In Python I'd take a look at GeoPandas. It provides a data structure called GeoDataFrame: it's a list of features, each one having a geometry and some optional attributes. You can join two GeoDataFrames together based on geometry intersection, and you can aggregate the numbers of rows (say, trips) within a single geometry (say, postcode).
- I'm not familiar with Uber's data, but I'd try to find a way to get it into a GeoPandas GeoDataFrame.
- Likewise postcodes can be downloaded from places like the U.S. Census, OpenStreetMap[1], etc, and coerced into a GeoDataFrame.
- Join #1 to #2 based on geometry intersection. You want a new GeoDataFrame with one row per Uber trip, but with the postcode attached to each. Another StackOverflow post discusses how do to this, and it's currently harder than it ought to be.
- Aggregate this by postcode and count the trips in each.
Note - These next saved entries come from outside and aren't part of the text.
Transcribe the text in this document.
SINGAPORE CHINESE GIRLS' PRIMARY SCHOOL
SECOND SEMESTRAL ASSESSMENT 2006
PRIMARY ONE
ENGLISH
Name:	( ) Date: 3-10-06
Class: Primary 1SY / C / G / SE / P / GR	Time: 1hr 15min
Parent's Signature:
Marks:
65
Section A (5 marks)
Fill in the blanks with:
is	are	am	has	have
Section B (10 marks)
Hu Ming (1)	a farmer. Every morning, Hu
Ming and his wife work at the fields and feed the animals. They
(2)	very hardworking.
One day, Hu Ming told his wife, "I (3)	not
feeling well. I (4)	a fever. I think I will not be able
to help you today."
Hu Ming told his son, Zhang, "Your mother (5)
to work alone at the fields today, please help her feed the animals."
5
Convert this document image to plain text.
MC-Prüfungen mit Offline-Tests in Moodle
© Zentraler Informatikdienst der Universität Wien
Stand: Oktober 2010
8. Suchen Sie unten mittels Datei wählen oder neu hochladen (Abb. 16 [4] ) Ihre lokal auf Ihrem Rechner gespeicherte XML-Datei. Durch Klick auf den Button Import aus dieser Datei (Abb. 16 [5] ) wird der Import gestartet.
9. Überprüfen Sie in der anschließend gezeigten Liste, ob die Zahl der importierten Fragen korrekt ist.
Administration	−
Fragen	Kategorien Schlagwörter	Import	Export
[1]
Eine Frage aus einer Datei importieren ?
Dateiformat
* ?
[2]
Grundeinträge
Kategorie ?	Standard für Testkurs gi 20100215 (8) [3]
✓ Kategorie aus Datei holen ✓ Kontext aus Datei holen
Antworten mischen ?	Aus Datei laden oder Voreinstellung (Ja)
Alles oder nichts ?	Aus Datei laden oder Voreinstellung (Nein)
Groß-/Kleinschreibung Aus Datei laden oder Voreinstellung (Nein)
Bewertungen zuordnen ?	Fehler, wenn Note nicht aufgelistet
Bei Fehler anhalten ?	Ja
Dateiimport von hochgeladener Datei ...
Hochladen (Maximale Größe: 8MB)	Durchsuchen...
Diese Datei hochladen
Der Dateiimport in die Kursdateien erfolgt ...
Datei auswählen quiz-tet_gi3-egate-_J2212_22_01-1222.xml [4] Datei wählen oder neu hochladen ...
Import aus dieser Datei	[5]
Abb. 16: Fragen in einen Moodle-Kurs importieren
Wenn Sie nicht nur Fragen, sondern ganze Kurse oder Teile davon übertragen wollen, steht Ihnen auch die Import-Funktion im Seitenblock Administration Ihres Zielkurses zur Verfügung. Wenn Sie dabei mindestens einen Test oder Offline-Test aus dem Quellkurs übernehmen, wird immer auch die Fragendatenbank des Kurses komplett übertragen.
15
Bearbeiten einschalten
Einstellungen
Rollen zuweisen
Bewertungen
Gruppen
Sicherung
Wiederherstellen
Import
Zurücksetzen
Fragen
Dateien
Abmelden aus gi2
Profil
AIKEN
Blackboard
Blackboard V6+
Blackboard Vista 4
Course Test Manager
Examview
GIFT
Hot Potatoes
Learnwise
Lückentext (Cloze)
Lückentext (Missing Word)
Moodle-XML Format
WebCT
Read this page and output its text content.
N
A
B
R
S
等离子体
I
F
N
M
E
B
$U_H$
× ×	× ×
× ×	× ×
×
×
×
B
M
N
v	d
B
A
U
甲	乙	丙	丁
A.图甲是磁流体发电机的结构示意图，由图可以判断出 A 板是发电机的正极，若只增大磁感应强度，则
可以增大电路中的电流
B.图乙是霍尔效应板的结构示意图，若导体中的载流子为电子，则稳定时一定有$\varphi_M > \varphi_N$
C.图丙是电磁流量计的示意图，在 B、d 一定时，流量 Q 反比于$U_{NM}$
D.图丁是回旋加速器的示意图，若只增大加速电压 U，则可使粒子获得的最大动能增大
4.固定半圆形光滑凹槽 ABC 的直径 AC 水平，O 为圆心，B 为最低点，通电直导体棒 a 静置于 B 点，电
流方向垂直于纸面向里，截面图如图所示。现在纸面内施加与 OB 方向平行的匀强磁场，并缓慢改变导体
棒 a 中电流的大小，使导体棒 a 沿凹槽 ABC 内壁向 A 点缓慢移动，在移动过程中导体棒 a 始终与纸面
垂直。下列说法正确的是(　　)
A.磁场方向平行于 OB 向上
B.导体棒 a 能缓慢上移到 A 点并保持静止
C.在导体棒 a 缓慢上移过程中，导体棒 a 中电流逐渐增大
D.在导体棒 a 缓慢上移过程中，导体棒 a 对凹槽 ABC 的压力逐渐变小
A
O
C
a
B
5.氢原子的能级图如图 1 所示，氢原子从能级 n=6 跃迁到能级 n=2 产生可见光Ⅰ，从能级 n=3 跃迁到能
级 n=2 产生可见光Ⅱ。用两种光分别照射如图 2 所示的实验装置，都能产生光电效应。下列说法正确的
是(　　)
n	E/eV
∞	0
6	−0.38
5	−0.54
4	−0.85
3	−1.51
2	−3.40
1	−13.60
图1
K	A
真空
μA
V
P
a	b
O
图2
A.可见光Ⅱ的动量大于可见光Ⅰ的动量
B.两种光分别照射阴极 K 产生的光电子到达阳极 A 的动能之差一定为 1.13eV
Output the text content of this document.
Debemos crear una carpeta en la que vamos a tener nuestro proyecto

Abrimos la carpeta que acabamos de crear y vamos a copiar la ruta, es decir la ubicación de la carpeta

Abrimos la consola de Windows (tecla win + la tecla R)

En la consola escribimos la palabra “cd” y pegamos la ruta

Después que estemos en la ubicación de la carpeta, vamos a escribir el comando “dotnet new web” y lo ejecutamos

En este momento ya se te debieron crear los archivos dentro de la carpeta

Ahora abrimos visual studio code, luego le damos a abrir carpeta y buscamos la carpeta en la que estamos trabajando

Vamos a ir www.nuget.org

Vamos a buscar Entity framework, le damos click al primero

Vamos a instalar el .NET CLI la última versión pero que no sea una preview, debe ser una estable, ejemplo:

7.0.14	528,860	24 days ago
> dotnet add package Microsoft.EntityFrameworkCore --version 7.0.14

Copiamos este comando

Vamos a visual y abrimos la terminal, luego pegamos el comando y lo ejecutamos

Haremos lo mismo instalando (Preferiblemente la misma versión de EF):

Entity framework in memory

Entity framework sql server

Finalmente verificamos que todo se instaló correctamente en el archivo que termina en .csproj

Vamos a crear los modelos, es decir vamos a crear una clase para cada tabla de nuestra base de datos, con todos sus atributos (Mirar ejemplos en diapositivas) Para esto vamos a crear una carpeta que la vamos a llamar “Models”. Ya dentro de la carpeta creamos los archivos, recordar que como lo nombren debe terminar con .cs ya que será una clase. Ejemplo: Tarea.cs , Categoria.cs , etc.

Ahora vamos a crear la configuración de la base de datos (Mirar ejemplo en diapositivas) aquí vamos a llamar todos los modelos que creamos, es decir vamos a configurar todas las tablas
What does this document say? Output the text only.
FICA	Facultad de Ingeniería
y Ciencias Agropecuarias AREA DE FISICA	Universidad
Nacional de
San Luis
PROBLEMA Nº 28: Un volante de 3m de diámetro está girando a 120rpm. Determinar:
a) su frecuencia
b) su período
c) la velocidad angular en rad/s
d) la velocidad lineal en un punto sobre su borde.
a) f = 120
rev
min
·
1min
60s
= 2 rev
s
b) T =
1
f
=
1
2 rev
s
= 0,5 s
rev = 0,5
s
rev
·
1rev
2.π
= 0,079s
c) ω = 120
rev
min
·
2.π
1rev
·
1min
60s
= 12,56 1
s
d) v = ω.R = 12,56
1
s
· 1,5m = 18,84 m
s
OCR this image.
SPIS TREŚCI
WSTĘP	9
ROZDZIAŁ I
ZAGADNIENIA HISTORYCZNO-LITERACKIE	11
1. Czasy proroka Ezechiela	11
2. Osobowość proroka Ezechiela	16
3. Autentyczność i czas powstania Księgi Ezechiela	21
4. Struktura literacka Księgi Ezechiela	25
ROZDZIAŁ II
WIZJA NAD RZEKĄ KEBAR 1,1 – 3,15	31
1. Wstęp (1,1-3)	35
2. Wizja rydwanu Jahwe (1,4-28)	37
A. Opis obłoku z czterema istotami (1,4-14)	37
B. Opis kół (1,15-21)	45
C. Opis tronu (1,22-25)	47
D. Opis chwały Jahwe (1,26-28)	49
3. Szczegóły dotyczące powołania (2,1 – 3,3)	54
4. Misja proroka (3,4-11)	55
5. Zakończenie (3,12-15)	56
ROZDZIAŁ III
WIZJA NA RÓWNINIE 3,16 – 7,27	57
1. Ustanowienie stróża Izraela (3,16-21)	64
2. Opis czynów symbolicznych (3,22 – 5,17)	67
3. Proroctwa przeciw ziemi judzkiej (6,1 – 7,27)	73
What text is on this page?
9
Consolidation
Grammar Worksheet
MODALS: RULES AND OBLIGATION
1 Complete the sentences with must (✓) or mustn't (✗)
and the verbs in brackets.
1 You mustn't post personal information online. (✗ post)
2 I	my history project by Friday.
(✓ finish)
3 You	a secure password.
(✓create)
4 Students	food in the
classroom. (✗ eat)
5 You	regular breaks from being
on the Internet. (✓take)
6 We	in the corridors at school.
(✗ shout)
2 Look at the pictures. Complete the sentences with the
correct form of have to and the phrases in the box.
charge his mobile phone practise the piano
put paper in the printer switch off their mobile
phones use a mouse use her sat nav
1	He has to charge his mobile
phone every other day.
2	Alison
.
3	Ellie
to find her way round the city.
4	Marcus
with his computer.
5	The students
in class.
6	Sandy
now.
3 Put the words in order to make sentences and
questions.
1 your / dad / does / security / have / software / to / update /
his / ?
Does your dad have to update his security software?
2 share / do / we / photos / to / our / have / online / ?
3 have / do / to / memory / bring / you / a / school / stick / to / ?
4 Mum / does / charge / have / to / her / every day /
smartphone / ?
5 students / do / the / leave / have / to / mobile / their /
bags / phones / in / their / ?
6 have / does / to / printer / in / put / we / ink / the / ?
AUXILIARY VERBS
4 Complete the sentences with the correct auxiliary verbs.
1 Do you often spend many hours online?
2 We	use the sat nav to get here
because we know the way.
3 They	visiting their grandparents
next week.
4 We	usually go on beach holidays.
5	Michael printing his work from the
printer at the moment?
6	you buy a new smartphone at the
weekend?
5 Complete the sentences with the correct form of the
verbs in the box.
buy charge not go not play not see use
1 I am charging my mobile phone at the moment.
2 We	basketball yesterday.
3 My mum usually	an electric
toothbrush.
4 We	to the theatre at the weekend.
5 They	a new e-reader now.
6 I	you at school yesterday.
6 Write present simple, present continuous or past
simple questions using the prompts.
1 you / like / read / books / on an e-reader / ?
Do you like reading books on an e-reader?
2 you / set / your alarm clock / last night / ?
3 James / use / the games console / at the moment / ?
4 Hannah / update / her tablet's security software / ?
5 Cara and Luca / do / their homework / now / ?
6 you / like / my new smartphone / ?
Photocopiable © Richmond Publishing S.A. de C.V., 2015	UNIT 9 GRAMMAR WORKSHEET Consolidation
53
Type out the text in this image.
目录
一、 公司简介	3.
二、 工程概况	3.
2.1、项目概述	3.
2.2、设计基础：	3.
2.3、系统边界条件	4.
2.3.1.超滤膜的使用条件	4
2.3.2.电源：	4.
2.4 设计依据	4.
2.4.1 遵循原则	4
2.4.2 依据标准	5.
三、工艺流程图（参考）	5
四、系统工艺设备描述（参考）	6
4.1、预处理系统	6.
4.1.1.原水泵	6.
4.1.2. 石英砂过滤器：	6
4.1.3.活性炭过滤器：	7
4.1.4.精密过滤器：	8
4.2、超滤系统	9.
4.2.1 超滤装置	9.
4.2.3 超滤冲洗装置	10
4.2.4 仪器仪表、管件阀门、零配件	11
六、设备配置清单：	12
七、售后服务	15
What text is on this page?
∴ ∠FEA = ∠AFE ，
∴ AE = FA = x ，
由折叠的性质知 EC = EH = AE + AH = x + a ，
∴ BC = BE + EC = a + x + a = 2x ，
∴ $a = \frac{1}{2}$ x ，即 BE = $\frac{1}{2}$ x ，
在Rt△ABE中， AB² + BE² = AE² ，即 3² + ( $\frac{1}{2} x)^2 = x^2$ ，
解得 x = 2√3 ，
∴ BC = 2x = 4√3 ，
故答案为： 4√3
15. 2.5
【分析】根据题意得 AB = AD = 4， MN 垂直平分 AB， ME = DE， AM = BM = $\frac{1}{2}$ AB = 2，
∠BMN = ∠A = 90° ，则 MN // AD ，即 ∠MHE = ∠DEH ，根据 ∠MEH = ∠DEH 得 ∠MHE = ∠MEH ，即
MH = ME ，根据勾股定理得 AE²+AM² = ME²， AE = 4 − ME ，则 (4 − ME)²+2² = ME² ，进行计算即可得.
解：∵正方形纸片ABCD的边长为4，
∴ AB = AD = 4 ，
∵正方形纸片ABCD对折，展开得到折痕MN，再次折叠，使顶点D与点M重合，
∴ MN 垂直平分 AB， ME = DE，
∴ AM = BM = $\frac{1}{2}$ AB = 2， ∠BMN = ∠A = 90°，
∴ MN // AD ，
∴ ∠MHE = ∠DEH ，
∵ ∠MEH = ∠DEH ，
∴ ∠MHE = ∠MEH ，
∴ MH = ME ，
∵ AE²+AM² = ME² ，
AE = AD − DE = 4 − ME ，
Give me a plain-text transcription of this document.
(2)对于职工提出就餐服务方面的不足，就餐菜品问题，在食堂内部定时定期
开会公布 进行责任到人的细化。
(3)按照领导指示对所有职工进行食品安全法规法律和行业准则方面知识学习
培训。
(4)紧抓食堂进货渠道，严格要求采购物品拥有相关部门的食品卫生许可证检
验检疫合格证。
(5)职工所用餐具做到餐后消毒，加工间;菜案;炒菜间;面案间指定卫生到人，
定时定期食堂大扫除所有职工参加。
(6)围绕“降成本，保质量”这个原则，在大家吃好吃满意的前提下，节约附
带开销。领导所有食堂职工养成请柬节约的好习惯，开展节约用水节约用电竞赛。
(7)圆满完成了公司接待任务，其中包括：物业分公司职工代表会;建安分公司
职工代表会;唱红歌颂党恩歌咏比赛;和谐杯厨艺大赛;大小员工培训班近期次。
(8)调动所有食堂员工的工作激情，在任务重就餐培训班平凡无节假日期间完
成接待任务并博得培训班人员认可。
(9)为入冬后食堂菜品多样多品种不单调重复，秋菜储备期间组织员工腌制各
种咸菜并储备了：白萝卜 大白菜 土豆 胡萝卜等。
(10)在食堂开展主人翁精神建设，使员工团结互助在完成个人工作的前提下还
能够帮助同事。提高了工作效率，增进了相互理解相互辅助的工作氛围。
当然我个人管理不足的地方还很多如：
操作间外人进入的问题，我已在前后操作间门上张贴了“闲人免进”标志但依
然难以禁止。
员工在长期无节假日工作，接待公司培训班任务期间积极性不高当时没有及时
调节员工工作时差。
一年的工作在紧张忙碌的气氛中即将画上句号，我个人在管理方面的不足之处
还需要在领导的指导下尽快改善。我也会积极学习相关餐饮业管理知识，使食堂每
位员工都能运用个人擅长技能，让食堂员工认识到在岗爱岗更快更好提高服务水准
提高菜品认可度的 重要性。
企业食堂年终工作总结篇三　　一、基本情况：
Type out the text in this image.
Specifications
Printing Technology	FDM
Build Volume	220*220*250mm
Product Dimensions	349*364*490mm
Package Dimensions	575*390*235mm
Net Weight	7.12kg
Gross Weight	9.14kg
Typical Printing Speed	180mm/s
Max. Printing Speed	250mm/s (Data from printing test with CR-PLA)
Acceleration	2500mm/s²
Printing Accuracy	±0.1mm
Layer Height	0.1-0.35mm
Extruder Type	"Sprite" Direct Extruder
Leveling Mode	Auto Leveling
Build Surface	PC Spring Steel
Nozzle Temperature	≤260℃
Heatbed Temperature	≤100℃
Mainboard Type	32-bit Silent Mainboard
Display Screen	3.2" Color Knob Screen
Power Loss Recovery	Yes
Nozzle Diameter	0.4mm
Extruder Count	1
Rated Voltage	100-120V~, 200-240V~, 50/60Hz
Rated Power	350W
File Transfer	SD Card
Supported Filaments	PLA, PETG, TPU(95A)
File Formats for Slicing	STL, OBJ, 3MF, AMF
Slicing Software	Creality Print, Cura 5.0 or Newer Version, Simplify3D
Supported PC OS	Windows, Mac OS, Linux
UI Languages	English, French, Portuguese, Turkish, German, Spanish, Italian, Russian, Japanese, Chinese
The code will look like
joined_dataframe.groupby('postcode').count()
.
My fear for the above process is if you have hundreds of thousands of very complex trip geometries, it could take forever on one machine. The link you posted uses Spark and you may end up wanting to parallelize this after all. You can write Python against a Spark cluster(!) but I'm not the person to help you with this component.
Finally, for the prediction component (e.g. SGD), check out scikit-learn: it's a pretty fully featured machine learning package, with a dead simple API.
[1]: There is a separate package called geopandas_osm that grabs OSM data and returns a GeoDataFrame: https://michelleful.github.io/code-blog/2015/04/27/osm-data/